Après la Seconde Guerre mondiale, nous avons mis en place un système de sécurité sociale dans notre pays, nous avons été pionniers dans la construction d’un État-providence démocratique. Ce modèle était basé sur un consensus : les politiciens, les représentants des employeurs et des travailleurs étaient tous d’accord sur l’objectif qu’ils voulaient atteindre dans notre société. Au niveau de l’entreprise, cette consultation est toujours couronnée de succès, les employeurs et les syndicats ont toujours un objectif commun : l’entreprise doit réussir parce qu’elle fournit du travail et le revenu de tant de familles, de sorte que tout le monde en bénéficie quand une entreprise va bien.
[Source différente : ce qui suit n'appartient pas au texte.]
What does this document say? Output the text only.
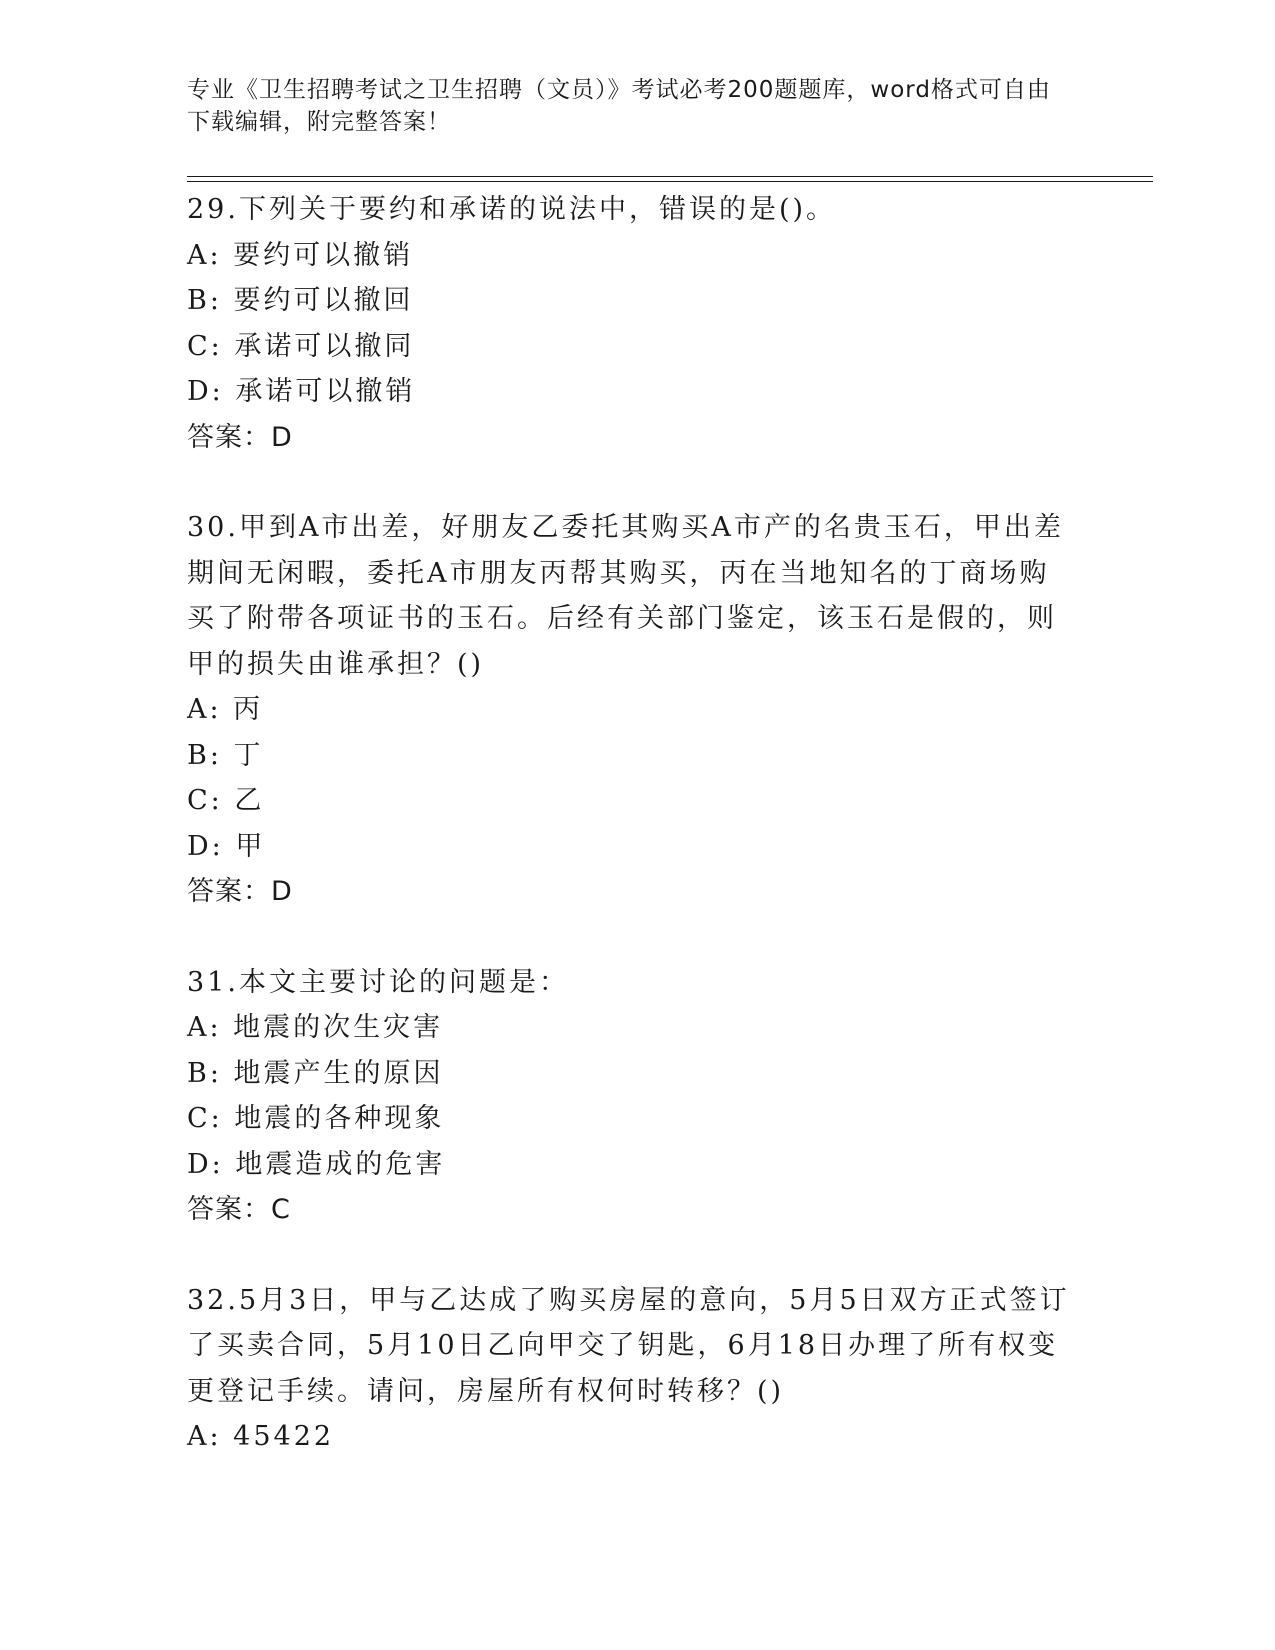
专业《卫生招聘考试之卫生招聘（文员）》考试必考200题题库，word格式可自由下载编辑，附完整答案！
29.下列关于要约和承诺的说法中，错误的是()。
A: 要约可以撤销
B: 要约可以撤回
C: 承诺可以撤同
D: 承诺可以撤销
答案：D
30.甲到A市出差，好朋友乙委托其购买A市产的名贵玉石，甲出差期间无闲暇，委托A市朋友丙帮其购买，丙在当地知名的丁商场购买了附带各项证书的玉石。后经有关部门鉴定，该玉石是假的，则甲的损失由谁承担？()
A: 丙
B: 丁
C: 乙
D: 甲
答案：D
31.本文主要讨论的问题是：
A: 地震的次生灾害
B: 地震产生的原因
C: 地震的各种现象
D: 地震造成的危害
答案：C
32.5月3日，甲与乙达成了购买房屋的意向，5月5日双方正式签订了买卖合同，5月10日乙向甲交了钥匙，6月18日办理了所有权变更登记手续。请问，房屋所有权何时转移？()
A: 45422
Au niveau national, le modèle consensuel du dialogue social existe toujours sur le papier, mais en pratique, il ne fonctionne plus et a été remplacé par un modèle de conflit. Il n’y a plus de véritable dialogue social, plus d’objectif commun.
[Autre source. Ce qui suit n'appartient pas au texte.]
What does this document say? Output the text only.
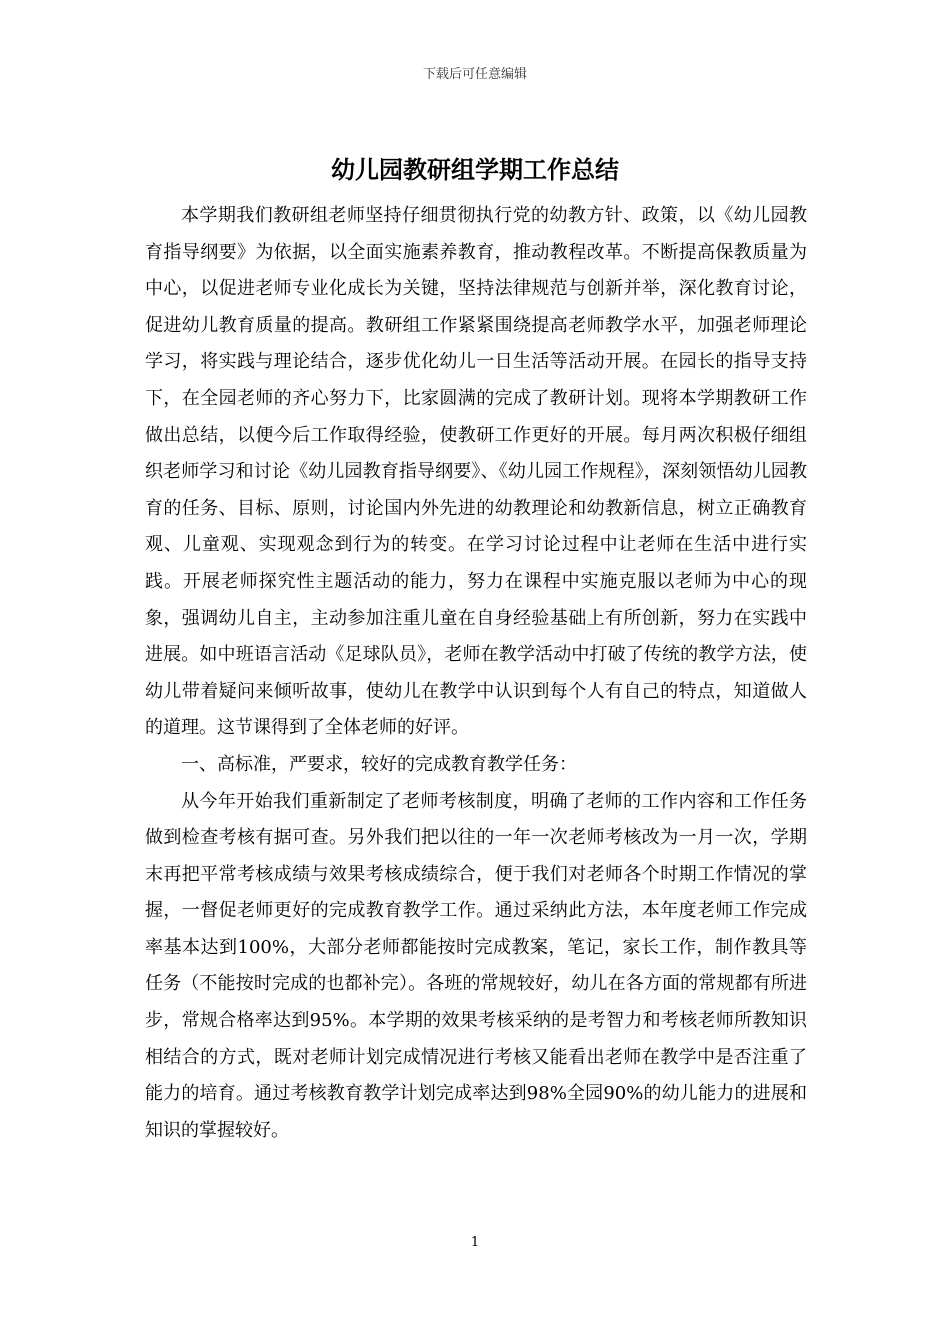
下载后可任意编辑
幼儿园教研组学期工作总结

本学期我们教研组老师坚持仔细贯彻执行党的幼教方针、政策，以《幼儿园教育指导纲要》为依据，以全面实施素养教育，推动教程改革。不断提高保教质量为中心，以促进老师专业化成长为关键，坚持法律规范与创新并举，深化教育讨论，促进幼儿教育质量的提高。教研组工作紧紧围绕提高老师教学水平，加强老师理论学习，将实践与理论结合，逐步优化幼儿一日生活等活动开展。在园长的指导支持下，在全园老师的齐心努力下，比家圆满的完成了教研计划。现将本学期教研工作做出总结，以便今后工作取得经验，使教研工作更好的开展。每月两次积极仔细组织老师学习和讨论《幼儿园教育指导纲要》、《幼儿园工作规程》，深刻领悟幼儿园教育的任务、目标、原则，讨论国内外先进的幼教理论和幼教新信息，树立正确教育观、儿童观、实现观念到行为的转变。在学习讨论过程中让老师在生活中进行实践。开展老师探究性主题活动的能力，努力在课程中实施克服以老师为中心的现象，强调幼儿自主，主动参加注重儿童在自身经验基础上有所创新，努力在实践中进展。如中班语言活动《足球队员》，老师在教学活动中打破了传统的教学方法，使幼儿带着疑问来倾听故事，使幼儿在教学中认识到每个人有自己的特点，知道做人的道理。这节课得到了全体老师的好评。

一、高标准，严要求，较好的完成教育教学任务：

从今年开始我们重新制定了老师考核制度，明确了老师的工作内容和工作任务做到检查考核有据可查。另外我们把以往的一年一次老师考核改为一月一次，学期末再把平常考核成绩与效果考核成绩综合，便于我们对老师各个时期工作情况的掌握，一督促老师更好的完成教育教学工作。通过采纳此方法，本年度老师工作完成率基本达到100%，大部分老师都能按时完成教案，笔记，家长工作，制作教具等任务（不能按时完成的也都补完）。各班的常规较好，幼儿在各方面的常规都有所进步，常规合格率达到95%。本学期的效果考核采纳的是考智力和考核老师所教知识相结合的方式，既对老师计划完成情况进行考核又能看出老师在教学中是否注重了能力的培育。通过考核教育教学计划完成率达到98%全园90%的幼儿能力的进展和知识的掌握较好。

1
Quelles en sont les raisons ?

Vous attendez de la part des partenaires sociaux qu’ils fassent preuve d’une certaine maturité, de sang-froid, et d’engagement. C’est ce qui manque aujourd’hui.

En attendant, les jeunes descendent dans la rue pour une meilleure politique climatique.
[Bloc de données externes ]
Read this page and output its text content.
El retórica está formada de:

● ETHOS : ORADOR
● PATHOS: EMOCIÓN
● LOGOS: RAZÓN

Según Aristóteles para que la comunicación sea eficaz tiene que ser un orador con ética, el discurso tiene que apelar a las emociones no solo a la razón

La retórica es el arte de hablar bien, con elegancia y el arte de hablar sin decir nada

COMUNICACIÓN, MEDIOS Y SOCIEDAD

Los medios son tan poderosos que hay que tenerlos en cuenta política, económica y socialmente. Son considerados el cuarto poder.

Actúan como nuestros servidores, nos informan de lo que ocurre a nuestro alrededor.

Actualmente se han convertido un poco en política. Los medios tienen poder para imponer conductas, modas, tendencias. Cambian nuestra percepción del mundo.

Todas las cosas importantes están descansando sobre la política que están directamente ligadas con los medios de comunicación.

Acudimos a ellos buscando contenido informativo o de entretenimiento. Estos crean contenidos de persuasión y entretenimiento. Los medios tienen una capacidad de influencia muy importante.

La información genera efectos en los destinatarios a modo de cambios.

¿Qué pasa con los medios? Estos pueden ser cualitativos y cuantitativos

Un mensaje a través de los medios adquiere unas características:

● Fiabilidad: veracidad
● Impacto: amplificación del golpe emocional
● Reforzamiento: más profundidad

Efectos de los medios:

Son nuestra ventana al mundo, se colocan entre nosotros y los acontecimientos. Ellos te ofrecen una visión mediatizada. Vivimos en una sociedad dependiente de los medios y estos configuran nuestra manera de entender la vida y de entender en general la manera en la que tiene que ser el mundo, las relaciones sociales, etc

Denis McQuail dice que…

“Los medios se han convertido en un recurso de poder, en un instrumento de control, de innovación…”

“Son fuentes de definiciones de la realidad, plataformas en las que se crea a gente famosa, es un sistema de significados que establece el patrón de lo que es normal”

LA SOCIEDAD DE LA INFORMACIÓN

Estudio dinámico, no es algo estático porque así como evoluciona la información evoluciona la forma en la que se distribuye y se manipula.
C’est une bonne chose que les jeunes aient attiré notre attention sur ce point. Mais je pense qu’ils ne sont pas toujours bien informés, ou peut-être pas du tout, sur la question climatique. J’ai bien peur qu’ils aient été récupérés par certains mouvements et partis politiques. Quoi qu’il en soit, nous devons atteindre les objectifs climatiques fixés à Paris et nous devons tous y contribuer.

Les entreprises en font-elles assez pour réduire les émissions de CO2 ?

Certaines de ces entreprises sont couvertes par l’échange de quotas d’émissions, conçu pour garantir la réduction des émissions de CO2. Chez BASF, nous avons réduit de moitié nos émissions de CO2 en dix ans. Et nous sommes sur la bonne voie pour les réduire encore de 80 à 95 % par rapport à l’année de référence 1990. Mais il y a certainement des entreprises qui font encore trop peu et il est grand temps qu’elles fassent les efforts nécessaires. Voka continuera à insister sur ce point.

Enfin, certains partis disent qu’ils veulent instaurer un cadastre de fortunes après les élections.

No pasarán!

Dans de nombreux autres pays, un tel cadastre de fortunes existe.

Il y a déjà beaucoup d’impôts sur le capital dans notre pays. L’introduction d’un cadastre de fortunes a pour but de manger le patrimoine à long terme. C’est pourquoi, jusqu’à nouvel ordre, nous sommes opposés à l’introduction d’un cadastre de fortunes.

Par contre, d’autres groupes d’intérêt diront « no pasarán » à d’autres mesures gouvernementales : ce n’est pas ainsi que nous irons de l’avant, n’est-ce pas ?

Tout cela est lié à cette grande méfiance à l’égard de la politique. Il est urgent que les politiciens s’emploient à rétablir la confiance.